Humans of La Mancha: Theater Latté Da Brings Diversity, Humanity, and Modernity to an Old Favorite

By Andy Browers, Author, Bookriot.com

Man of La Mancha is one of the most reliable workhorses of the stage. Massive touring productions, dinner theaters, high schools, colleges, church basement drama clubs—you name it, they have done it, and people came and probably adored it. It’s one of those shows capable of doing much of its own heavy lifting, and if you get the lines right and assert some degree of mastery over its galloping music, the thing is going to be a success.

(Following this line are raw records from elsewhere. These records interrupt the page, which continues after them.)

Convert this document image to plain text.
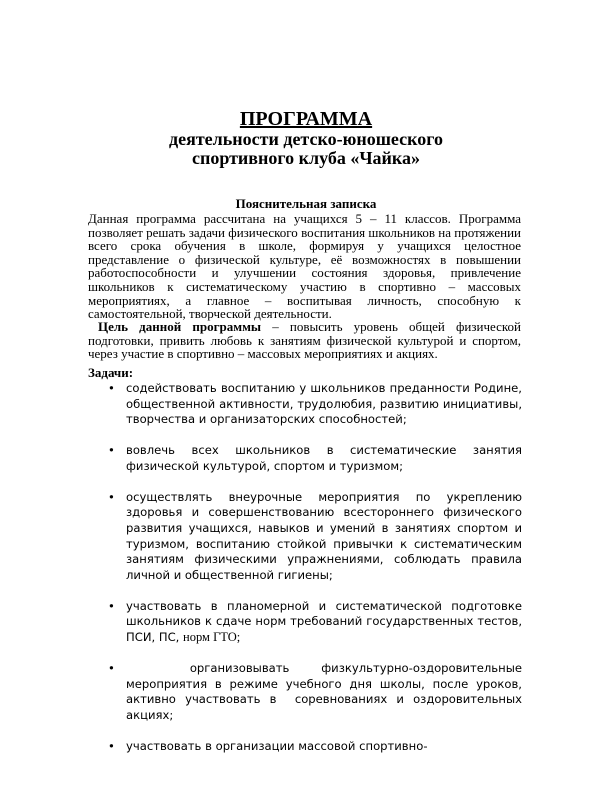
ПРОГРАММА
деятельности детско-юношеского
спортивного клуба «Чайка»
Пояснительная записка
Данная программа рассчитана на учащихся 5 – 11 классов. Программа позволяет решать задачи физического воспитания школьников на протяжении всего срока обучения в школе, формируя у учащихся целостное представление о физической культуре, её возможностях в повышении работоспособности и улучшении состояния здоровья, привлечение школьников к систематическому участию в спортивно – массовых мероприятиях, а главное – воспитывая личность, способную к самостоятельной, творческой деятельности.
Цель данной программы – повысить уровень общей физической подготовки, привить любовь к занятиям физической культурой и спортом, через участие в спортивно – массовых мероприятиях и акциях.
Задачи:
• содействовать воспитанию у школьников преданности Родине, общественной активности, трудолюбия, развитию инициативы, творчества и организаторских способностей;
• вовлечь всех школьников в систематические занятия физической культурой, спортом и туризмом;
• осуществлять внеурочные мероприятия по укреплению здоровья и совершенствованию всестороннего физического развития учащихся, навыков и умений в занятиях спортом и туризмом, воспитанию стойкой привычки к систематическим занятиям физическими упражнениями, соблюдать правила личной и общественной гигиены;
• участвовать в планомерной и систематической подготовке школьников к сдаче норм требований государственных тестов, ПСИ, ПС, норм ГТО;
• организовывать физкультурно-оздоровительные мероприятия в режиме учебного дня школы, после уроков, активно участвовать в  соревнованиях и оздоровительных акциях;
• участвовать в организации массовой спортивно-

It is also a show set in a particular intersection of time, space, and cruelty called the Spanish Inquisition. So build that dungeon, dress that ensemble in rags, and transport us back to 17th century Espana. Right?

Not always. Director Peter Rothstein has expertly lifted the theatrical nesting doll of plays within plays from one period of barbaric inhumanity and inserted it right into another—the present day. It shouldn’t work. There should be no parallels between our points in history. We should have left the incarceration, intimidation, and grievous mistreatment of neighbors who make us uncomfortable in the 17th century. But we didn’t.

So swap that dusty old dungeon for a stark, cold, concrete holding cell filled for the most part with ethnic minorities. Let us watch, from the moment the house is open, as more are brought in until, at last, we see the small-statured intellectual and his friend shown into the room and we know it’s time to hitch up the old workhorse and get to it.

And let me just say: it works.

Let me also say that I am a sentimental fool with an unkickable idealism habit and a bottomless appetite for metaphor, so this show kind of speaks of my Quixotic language. Like  the Lord of La Mancha himself, I saw many castles in Theater Latté Da’s masterful production looming behind the veneer of reality—subtext coaxed out by a fresh setting.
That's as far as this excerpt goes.